Keir Starmer’s Labour government has been warned that its tough stance on benefits risks costing the UK economy more than £38 billion a year while pushing more people into poverty and increasing pressure on public services.
The anti-poverty charity the Trussell Trust said that, despite Labour’s repeated promises of no return to austerity, attempts to curb welfare spending could have severe economic and human consequences. In a report commissioned from WPI Economics, the charity argued that Britain’s elevated poverty levels are already sapping potential output and damaging the nation’s finances.

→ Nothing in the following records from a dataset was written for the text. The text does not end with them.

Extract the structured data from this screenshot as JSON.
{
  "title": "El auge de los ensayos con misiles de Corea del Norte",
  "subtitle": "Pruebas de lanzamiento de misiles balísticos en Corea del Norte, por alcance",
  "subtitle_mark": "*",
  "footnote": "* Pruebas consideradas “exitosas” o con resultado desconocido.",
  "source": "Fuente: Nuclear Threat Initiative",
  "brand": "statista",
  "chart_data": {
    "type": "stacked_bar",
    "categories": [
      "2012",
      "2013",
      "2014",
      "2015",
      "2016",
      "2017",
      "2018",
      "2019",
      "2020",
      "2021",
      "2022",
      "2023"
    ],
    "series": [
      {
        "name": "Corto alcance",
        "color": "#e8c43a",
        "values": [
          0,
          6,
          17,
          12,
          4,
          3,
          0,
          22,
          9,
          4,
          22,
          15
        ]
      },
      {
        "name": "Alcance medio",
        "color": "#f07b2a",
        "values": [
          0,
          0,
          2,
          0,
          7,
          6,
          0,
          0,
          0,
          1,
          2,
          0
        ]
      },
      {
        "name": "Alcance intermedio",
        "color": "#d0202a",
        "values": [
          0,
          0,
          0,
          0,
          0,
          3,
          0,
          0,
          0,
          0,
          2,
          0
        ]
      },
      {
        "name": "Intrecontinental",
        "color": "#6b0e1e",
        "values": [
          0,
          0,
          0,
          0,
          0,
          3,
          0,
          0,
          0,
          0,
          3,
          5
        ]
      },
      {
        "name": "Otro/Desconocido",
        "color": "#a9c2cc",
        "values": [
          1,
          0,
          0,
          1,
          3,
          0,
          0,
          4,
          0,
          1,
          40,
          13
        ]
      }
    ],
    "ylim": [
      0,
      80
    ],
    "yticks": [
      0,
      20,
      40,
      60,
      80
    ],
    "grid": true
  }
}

The intervention comes as the government prepares to publish its child poverty strategy in June, amid growing unrest among Labour MPs over the £5 billion in benefit cuts announced by Chancellor Rachel Reeves in her spring statement. Ministers are reportedly ruling out scrapping the controversial two-child benefit limit introduced by the Conservatives, a policy campaigners warn could drive child poverty to record highs.

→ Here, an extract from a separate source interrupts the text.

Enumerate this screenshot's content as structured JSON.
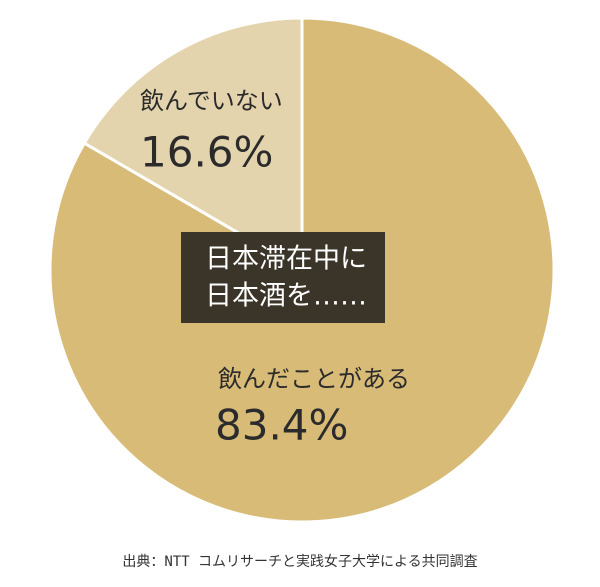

The Trussell Trust’s report highlights that as many as 9.3 million people, including 3 million children, faced hunger and hardship in the financial year ending March 2023. Defined as living more than 25 per cent below the poverty line set by the Social Metrics Commission, these households struggle with day-to-day essentials.

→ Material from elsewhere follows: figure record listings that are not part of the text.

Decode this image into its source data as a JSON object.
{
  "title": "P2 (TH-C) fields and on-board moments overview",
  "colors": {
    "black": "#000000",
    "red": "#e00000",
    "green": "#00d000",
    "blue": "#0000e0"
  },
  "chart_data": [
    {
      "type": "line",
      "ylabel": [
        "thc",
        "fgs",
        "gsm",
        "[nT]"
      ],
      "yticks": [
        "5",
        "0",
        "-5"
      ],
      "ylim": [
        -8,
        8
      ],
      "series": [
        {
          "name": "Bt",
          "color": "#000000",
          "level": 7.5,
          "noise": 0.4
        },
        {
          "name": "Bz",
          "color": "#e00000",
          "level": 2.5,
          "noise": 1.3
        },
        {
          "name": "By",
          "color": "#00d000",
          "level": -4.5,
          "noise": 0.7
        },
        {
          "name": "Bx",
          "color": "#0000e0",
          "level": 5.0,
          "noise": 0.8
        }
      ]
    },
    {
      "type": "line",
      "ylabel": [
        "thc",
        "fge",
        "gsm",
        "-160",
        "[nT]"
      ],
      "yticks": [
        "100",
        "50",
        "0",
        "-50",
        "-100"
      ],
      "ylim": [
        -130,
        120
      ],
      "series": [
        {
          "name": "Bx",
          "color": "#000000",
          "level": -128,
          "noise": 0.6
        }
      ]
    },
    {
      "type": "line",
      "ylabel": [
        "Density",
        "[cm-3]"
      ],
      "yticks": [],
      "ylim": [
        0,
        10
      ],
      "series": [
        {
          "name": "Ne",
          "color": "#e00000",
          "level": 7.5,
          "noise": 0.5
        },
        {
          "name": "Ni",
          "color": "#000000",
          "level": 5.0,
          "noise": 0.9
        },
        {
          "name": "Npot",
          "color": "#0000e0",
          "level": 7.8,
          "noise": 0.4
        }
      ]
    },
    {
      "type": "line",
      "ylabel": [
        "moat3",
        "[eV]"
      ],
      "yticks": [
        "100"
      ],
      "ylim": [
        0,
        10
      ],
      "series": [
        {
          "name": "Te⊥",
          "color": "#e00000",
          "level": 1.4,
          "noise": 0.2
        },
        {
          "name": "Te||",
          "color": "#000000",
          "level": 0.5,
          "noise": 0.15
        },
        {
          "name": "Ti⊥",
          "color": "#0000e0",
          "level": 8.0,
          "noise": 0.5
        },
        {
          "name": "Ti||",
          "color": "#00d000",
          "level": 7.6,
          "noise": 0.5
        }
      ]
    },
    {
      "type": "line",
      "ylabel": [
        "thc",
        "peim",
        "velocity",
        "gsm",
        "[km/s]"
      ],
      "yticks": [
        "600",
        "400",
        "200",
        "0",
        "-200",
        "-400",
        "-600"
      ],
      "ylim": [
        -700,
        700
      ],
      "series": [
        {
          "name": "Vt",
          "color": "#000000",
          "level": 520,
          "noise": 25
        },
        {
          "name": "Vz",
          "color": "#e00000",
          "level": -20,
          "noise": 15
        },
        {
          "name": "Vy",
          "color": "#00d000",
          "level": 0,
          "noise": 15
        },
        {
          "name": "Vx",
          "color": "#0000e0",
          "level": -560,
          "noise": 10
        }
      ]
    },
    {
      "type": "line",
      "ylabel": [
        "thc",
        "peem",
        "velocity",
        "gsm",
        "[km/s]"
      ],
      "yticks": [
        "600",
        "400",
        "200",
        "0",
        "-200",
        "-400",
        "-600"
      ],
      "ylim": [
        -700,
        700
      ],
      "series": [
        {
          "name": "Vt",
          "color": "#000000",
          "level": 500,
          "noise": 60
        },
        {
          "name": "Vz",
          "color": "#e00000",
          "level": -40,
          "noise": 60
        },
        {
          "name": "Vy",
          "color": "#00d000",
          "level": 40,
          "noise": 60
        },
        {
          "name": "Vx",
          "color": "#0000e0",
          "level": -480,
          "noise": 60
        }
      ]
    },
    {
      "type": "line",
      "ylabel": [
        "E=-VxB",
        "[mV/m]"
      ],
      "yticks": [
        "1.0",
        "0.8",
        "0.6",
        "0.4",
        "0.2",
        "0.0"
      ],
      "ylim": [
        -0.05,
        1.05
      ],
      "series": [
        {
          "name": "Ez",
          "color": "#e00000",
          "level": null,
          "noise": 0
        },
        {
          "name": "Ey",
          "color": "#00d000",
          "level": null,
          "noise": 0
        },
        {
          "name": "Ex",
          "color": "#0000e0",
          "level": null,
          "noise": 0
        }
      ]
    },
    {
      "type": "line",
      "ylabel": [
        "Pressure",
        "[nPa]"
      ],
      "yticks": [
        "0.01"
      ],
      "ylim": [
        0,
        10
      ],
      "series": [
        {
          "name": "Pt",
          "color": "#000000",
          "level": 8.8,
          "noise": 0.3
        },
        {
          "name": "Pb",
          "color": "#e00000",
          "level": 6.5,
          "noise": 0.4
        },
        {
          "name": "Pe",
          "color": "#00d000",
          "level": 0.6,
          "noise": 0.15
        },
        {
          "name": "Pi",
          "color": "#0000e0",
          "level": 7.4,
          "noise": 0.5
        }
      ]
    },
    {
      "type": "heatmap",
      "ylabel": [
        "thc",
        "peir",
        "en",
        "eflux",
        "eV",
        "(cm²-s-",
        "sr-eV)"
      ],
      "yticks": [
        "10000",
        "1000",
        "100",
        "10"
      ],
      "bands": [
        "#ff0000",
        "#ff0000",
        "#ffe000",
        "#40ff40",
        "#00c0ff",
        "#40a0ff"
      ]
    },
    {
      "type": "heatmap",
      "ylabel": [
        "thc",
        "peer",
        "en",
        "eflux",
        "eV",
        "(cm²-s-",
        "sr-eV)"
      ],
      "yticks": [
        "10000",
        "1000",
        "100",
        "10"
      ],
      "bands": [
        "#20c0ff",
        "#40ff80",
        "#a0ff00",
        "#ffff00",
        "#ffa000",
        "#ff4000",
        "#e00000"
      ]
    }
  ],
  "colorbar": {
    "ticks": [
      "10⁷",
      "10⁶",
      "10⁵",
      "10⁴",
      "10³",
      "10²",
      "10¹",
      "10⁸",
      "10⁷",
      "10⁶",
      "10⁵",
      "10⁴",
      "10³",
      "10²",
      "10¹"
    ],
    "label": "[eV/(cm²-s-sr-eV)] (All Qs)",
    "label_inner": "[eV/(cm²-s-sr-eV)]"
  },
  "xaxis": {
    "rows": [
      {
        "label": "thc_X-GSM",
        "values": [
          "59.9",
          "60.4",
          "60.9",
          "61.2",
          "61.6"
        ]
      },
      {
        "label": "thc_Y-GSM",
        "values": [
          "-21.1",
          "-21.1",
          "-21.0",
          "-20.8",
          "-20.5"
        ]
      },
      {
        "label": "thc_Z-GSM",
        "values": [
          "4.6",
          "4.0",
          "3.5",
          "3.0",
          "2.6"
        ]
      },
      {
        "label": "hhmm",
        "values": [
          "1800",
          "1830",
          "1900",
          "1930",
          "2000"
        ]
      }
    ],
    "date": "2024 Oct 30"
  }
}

The economic toll is significant. Lower employment rates and weakened productivity among people in deep poverty mean the UK economy is missing out on £38.2 billion in annual output. This, in turn, deprives the Treasury of £18.4 billion in tax revenues and forces £5.3 billion of extra spending on social security support. Additional demands on services such as the NHS, social care and education are estimated to cost the exchequer another £13.7 billion annually.